“What became o’ the man that treated her so, did you ever hear?” asked Mrs. Fosdick. “I know he lived up to Massachusetts for a while. Somebody who came from the same place told me that he was in trade there an’ doin’ very well, but that was years ago.”
“I never heard anything more than that; he went to the war in one o’ the early rigiments. No, I never heard any more of him,” answered Mrs. Todd. “Joanna was another sort of person, and perhaps he showed good judgment in marryin’ somebody else, if only he’d behaved straightforward and manly. He was a shifty-eyed, coaxin’ sort of man, that got what he wanted out o’ folks, an’ only gave when he wanted to buy, made friends easy and lost ’em without knowin’ the difference. She’d had a piece o’ work tryin’ to make him walk accordin’ to her right ideas, but she’d have had too much variety ever to fall into a melancholy. Some is meant to be the Joannas in this world, an’ ’twas her poor lot.”
XV.
ON SHELL-HEAP ISLAND.
Some time after Mrs. Fosdick’s visit was over and we had returned to our former quietness, I was out sailing alone with Captain Bowden in his large boat. We were taking the crooked northeasterly channel seaward, and were well out from shore while it was still early in the afternoon. I found myself presently among some unfamiliar islands, and suddenly remembered the story of poor Joanna. There is something in the fact of a hermitage that cannot fail to touch the imagination; the recluses are a sad kindred, but they are never commonplace. Mrs. Todd had truly said that Joanna was like one of the saints in the desert; the loneliness of sorrow will forever keep alive their sad succession.
“Where is Shell-heap Island!” I asked eagerly.
“You see Shell-heap now, layin’ ’way out beyond Black Island there,” answered the captain, pointing with outstretched arm as he stood, and holding the rudder with his knee.
“I should like very much to go there,” said I, and the captain, without comment, changed his course a little more to the eastward and let the reef out of his mainsail.
“I don’t know’s we can make an easy landin’ for ye,” he remarked doubtfully. “May get your feet wet; bad place to land. Trouble is I ought to have brought a tagboat; but they clutch on to the water so, an’ I do love to sail free. This gre’t boat gets easy bothered with anything trailin’. ’Tain’t breakin’ much on the meetin’-house ledges; guess I can fetch in to Shell-heap.”
“How long is it since Miss Joanna Todd died?” I asked, partly by way of explanation.
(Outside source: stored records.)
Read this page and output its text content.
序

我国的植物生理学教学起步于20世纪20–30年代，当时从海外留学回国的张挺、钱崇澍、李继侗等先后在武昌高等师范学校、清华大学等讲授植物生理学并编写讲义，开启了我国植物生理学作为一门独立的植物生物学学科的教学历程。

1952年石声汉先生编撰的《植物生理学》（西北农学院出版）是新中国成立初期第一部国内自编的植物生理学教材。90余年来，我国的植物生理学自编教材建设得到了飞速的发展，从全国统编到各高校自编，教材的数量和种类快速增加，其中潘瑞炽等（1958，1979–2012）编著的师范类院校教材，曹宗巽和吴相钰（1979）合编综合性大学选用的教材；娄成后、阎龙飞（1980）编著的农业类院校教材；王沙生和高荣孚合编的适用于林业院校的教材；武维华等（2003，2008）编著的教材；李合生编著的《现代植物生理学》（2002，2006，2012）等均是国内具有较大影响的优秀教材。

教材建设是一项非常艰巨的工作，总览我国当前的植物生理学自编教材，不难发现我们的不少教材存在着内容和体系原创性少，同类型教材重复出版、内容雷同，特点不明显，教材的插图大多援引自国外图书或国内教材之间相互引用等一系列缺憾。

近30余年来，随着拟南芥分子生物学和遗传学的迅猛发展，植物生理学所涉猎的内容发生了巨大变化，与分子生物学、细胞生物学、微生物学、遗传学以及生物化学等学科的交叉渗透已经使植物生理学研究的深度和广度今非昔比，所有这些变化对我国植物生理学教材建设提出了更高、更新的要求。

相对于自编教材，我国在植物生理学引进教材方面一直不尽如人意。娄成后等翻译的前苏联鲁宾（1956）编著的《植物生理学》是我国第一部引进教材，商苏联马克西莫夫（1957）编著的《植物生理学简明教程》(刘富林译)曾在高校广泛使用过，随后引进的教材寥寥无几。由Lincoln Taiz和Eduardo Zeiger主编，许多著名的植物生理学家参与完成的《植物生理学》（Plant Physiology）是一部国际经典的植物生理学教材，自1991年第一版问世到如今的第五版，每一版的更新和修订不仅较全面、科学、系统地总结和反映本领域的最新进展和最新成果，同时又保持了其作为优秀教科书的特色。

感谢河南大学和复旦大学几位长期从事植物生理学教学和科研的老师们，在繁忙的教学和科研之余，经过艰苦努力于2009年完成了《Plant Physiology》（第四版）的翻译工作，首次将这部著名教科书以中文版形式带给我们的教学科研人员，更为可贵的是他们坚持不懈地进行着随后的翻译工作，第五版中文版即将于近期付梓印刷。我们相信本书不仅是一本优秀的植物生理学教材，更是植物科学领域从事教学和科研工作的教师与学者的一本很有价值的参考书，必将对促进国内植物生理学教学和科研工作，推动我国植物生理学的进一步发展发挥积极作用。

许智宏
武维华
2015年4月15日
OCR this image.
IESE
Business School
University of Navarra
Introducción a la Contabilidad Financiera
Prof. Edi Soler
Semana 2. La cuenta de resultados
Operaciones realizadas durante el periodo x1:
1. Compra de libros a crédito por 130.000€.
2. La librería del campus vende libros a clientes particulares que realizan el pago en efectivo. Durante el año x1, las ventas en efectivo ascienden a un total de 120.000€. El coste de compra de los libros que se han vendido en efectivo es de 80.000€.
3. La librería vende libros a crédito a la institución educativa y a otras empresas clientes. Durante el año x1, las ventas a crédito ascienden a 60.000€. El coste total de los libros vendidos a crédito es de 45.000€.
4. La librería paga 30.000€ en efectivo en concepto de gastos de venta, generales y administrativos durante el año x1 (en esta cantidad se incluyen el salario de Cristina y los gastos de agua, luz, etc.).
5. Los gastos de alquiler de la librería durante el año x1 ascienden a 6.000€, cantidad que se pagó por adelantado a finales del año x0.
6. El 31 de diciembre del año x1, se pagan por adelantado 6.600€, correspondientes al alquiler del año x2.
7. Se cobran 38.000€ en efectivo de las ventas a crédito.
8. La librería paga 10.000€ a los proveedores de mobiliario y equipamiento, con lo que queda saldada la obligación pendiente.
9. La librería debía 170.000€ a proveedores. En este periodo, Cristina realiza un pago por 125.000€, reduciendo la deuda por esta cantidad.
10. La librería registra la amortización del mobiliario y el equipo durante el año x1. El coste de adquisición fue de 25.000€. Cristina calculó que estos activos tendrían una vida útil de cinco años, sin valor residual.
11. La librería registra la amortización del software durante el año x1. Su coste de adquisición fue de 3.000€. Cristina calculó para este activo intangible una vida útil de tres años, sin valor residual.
“Twenty-two years come September,” answered the captain, after reflection. “She died the same year my oldest boy was born, an’ the town house was burnt over to the Port. I didn’t know but you merely wanted to hunt for some o’ them Indian relics. Long’s you want to see where Joanna lived—No, ’tain’t breakin’ over the ledges; we’ll manage to fetch across the shoals somehow, ’tis such a distance to go ’way round, and tide’s a-risin’,” he ended hopefully, and we sailed steadily on, the captain speechless with intent watching of a difficult course, until the small island with its low whitish promontory lay in full view before us under the bright afternoon sun.